Simplify hardware troubleshooting by using robust hardware architecture with redundant clusters, dynamic scaling, and self-healing mechanisms. Also look for reference architectures and storage devices that are purpose-built to run SDS stacks. Invest in additional software like drive monitoring utilities.
Software Defined Storage: Powerful but Not Simple
SDS architectures can save money and time. When admins successfully integrate storage software and hardware and customize them to their storage needs, the business may realize significant improvements and cost savings.
No one is saying this is easy. One of the beauties of virtualized environments is that they run on a variety of storage, server, and networking components. Yet when admins want to combine these platforms into a single virtual SDS, they cannot simply expect them to automatically work seamlessly.

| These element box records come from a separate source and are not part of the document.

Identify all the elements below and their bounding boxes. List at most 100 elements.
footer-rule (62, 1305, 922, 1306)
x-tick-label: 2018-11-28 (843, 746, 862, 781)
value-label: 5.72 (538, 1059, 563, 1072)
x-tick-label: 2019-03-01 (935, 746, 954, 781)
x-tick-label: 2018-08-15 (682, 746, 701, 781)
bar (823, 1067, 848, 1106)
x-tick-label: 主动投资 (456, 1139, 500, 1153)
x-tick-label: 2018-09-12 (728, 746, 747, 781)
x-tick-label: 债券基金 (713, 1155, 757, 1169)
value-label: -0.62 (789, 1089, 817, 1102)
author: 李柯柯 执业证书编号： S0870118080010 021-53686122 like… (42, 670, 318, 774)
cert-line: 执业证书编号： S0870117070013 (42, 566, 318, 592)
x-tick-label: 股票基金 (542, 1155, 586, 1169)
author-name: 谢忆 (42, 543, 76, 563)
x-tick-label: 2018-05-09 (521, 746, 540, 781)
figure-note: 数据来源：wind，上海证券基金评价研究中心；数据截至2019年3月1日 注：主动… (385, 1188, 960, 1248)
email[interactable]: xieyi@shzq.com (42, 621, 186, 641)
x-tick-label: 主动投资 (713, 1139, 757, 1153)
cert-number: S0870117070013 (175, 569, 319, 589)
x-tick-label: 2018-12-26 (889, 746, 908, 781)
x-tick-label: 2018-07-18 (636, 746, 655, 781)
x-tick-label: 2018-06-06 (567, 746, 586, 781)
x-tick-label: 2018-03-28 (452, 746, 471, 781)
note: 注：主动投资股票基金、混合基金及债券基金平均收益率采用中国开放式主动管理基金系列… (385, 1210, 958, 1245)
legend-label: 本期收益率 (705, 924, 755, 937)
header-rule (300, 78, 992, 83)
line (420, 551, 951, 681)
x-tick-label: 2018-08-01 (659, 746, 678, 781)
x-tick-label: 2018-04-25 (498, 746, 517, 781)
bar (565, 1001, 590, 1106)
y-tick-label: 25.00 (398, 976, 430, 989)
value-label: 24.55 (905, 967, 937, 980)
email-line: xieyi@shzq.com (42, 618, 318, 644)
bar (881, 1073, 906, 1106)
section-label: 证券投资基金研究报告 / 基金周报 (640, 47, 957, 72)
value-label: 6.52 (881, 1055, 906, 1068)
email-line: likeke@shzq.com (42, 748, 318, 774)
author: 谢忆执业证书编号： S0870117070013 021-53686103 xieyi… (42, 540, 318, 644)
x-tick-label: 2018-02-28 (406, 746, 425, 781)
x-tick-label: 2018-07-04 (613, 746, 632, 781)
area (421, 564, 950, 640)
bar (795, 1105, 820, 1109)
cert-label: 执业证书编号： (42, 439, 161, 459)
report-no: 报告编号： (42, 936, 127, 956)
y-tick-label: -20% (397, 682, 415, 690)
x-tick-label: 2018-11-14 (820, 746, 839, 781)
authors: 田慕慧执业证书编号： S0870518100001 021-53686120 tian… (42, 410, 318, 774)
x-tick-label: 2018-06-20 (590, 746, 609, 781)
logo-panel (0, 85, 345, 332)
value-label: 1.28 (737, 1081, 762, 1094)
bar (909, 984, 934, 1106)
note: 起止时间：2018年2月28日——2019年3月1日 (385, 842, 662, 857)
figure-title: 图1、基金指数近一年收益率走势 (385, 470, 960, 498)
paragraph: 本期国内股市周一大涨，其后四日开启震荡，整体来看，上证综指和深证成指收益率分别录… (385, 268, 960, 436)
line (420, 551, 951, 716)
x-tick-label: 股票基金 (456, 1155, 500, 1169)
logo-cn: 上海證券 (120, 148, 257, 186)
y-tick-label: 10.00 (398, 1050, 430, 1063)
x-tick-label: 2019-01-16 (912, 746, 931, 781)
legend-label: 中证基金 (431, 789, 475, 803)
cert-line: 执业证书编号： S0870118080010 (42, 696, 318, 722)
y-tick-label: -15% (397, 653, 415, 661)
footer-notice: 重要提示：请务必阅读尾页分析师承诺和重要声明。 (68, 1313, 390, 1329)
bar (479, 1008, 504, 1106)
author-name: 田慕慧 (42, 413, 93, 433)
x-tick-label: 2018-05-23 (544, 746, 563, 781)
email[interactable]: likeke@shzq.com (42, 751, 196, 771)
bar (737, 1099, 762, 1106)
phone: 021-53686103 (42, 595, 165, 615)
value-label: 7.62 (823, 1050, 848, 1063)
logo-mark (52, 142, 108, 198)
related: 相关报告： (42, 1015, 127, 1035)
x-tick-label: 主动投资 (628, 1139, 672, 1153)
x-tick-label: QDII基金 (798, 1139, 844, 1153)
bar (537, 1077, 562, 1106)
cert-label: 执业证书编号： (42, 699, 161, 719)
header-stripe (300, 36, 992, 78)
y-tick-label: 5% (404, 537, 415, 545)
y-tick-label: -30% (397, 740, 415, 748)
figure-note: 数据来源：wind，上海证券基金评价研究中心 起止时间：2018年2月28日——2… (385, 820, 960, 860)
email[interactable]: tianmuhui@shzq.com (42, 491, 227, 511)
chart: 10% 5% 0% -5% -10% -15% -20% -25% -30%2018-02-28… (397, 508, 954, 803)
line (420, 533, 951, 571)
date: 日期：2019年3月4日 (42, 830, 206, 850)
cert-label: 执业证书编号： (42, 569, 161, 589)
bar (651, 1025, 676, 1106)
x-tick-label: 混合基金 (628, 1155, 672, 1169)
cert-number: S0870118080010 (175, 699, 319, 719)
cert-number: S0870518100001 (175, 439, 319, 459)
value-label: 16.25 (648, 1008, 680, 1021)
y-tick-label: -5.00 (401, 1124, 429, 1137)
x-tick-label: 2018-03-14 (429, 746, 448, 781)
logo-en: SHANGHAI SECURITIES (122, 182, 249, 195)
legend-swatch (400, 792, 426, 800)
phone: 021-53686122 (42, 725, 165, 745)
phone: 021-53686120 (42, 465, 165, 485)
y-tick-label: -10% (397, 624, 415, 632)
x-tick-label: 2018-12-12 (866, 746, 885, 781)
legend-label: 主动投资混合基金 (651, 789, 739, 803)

This is why storage admins need to spend time and attention to make sure their hardware is reliable and fault-tolerant and integrates well with their software-defined storage design. Only this level of integration allows SDS to properly manage stored data with flexible and dynamic policies.
You can do it by creating a clear knowledge and implementation plan for SDS and hardware integration and giving your team enough time to optimize the infrastructure right from the start. Expending the right resources at the start of the project will help ensure that your SDS deployment will be everything you need, now and into the future.